Today, the U.S. Agency for International Development (USAID) announced 16 new awards through its Development Innovation Ventures (DIV) to test and scale breakthrough solutions to the world’s most intractable development challenges. The successful organizations, many of which are new to working with USAID, span six sectors and nine countries.
Among the award winners, DIV will fund five new USAID partners:
- In the Republic of Rwanda, Ampersand will scale a successfully piloted start-up business that provides battery-powered electric motorcycle taxis and solar-powered battery stations.
- In the Republic of India, Avanti Fellows will test a low-cost blended-learning innovation that combines a structured curriculum, peer learning, teacher support, and video instruction in public schools.
- In India, Good Business Lab Foundation and factory operator Shahi Exports will test the effects of a low-cost mental-health intervention for migrant female factory workers.
- In the Federal Republic of Somalia, the Laboratory for Effective Anti-Poverty Policies at the Università Commerciale Luigi Bocconi will test the effectiveness of a simple, low-cost approach to shifting behavior around female genital mutilation in Somalia. The research will identify opponents of female cutting within communities to build a safe network of allies to support a change in the behavior.
- In the Republic of Botswana, Young 1love, will roll out the Teaching at the Right Level (TaRL) program to help students learn and build foundational skills.
Other winning innovations include a low-cost fungus-based seed treatment to increase resiliency for low-income farmers, the testing of a new type of micro-equity financing program for small enterprises, and a predictive analytics tool that uses artificial intelligence at scale to improve the performance of frontline workers in India. In addition, in the People’s Republic of Bangladesh, researchers will test different variations of a hands-on training program to provide job skills and match young adults to employers in high-demand trades. Awards also include the rigorous testing of a new conflict-resolution method among farmers and herders in the Federal Republic of Nigeria and a behavioral approach to reducing hunger between harvests in the Republic of Zambia.

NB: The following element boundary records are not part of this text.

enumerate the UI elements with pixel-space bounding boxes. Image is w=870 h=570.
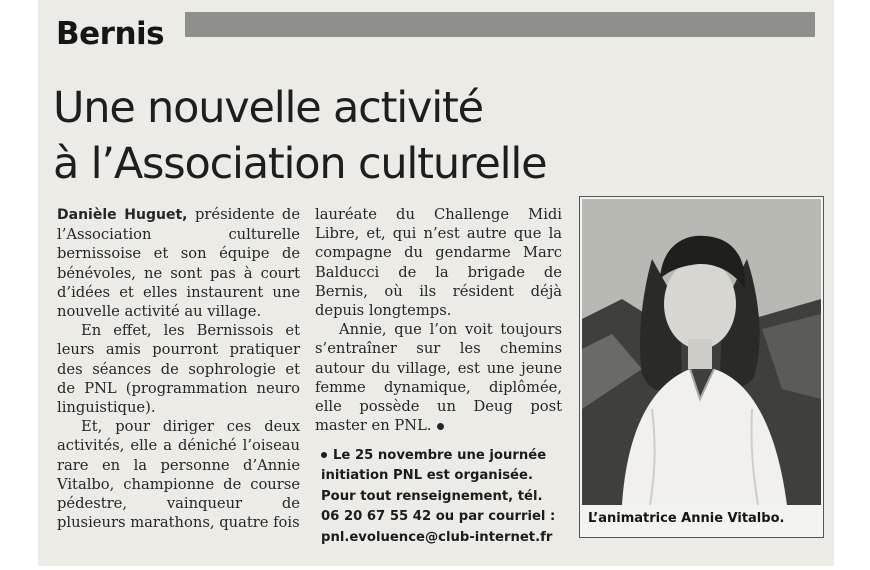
portrait-photo xyxy=(579,196,824,538)
info-box xyxy=(321,446,571,548)
article-column-1 xyxy=(57,205,300,532)
paragraph-3: Et, pour diriger ces deux activités, elle a déniché l’oiseau rare en la personne d’Annie Vitalbo, championne de course pédestre, vainqueur de plusieurs marathons, quatre fois xyxy=(57,418,301,532)
info-line-1: Le 25 novembre une journée xyxy=(321,446,571,466)
article-body-continued xyxy=(315,205,562,435)
info-email[interactable]: pnl.evoluence@club-internet.fr xyxy=(321,529,553,545)
paragraph-1 xyxy=(57,205,300,321)
paragraph-4-text: Annie, que l’on voit toujours s’entraîner sur les chemins autour du village, est une jeune femme dynamique, diplômée, elle possède un Deug post master en PNL. xyxy=(315,321,563,435)
info-line-4: 06 20 67 55 42 ou par courriel : xyxy=(321,509,556,525)
newspaper-clipping xyxy=(38,0,834,566)
end-mark-icon xyxy=(437,423,444,430)
photo-caption: L’animatrice Annie Vitalbo. xyxy=(588,511,785,526)
info-line-3: Pour tout renseignement, tél. xyxy=(321,488,543,504)
headline-line-1: Une nouvelle activité xyxy=(53,83,483,133)
article-column-2 xyxy=(315,205,562,435)
info-line-2: initiation PNL est organisée. xyxy=(321,468,533,484)
paragraph-3: lauréate du Challenge Midi Libre, et, qui n’est autre que la compagne du gendarme Marc Balducci de la brigade de Bernis, où ils résident déjà depuis longtemps. xyxy=(315,206,563,320)
portrait-image xyxy=(582,199,821,505)
kicker-bar xyxy=(185,12,815,37)
section-kicker: Bernis xyxy=(56,16,165,52)
article-headline xyxy=(53,80,546,192)
paragraph-2: En effet, les Bernissois et leurs amis pourront pratiquer des séances de sophrologie et de PNL (programmation neuro linguistique). xyxy=(57,322,301,417)
article-body xyxy=(57,205,300,532)
bullet-icon xyxy=(321,452,327,458)
lead-name: Danièle Huguet, xyxy=(57,207,188,223)
headline-line-2: à l’Association culturelle xyxy=(53,139,547,189)
paragraph-4 xyxy=(315,320,562,435)
paragraph-1-text: présidente de l’Association culturelle bernissoise et son équipe de bénévoles, ne sont pas à court d’idées et elles instaurent une nouvelle activité au village. xyxy=(57,206,301,321)
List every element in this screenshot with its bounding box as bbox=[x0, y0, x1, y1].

Additional DIV award winners include Abdul Latif Jameel Poverty Action Lab (J-PAL); Adaptive Symbiotic Technologies; the Center for Effective Global Action; Dimagi, Inc.; Innovations for Poverty Action; Jacaranda Health; Johns Hopkins University; the London School of Economics; the University of Colorado Boulder; and the University of Oxford.
Other awardees are working with governments to scale and evaluate closely unique interventions, including a home-based hygiene and water-treatment approach to reduce diarrhea in rural Bangladesh.
DIV is USAID’s open innovation program that supports implementers and researchers to test new ideas, take strategic risks, build evidence of what works, and scale the highest impact and most cost-effective solutions. Co-founded in 2010 by Nobel Laureate Dr. Michael Kremer, DIV invests in innovative, evidence-driven solutions that transform millions of lives at a fraction of the usual cost. Inspired by the venture-capital approach, DIV’s tiered funding model maximizes impact per dollar spent: Under DIV, USAID invests small amounts to pilot and test rigorously a variety of relatively unproven ideas, and makes large investments only in those that demonstrate robust evidence of impact, cost-effectiveness, and sustainability.
Since 2010, DIV has funded over 225 innovations across 47 countries and improved the lives of over 55 million people.
Innovators can apply to DIV for funding of up to $5 million for a product, service, the application of a business or delivery model, a behavioral intervention, or the replication of proven innovations in novel environments. In addition to staged funding, DIV offers separate evidence grants, which provide up to $1.5 million for research into, and evaluations of,widely used development approaches that lack sufficient evidence of impact and cost-effectiveness. USAID accepts applications to DIV from anyone, anywhere, anytime.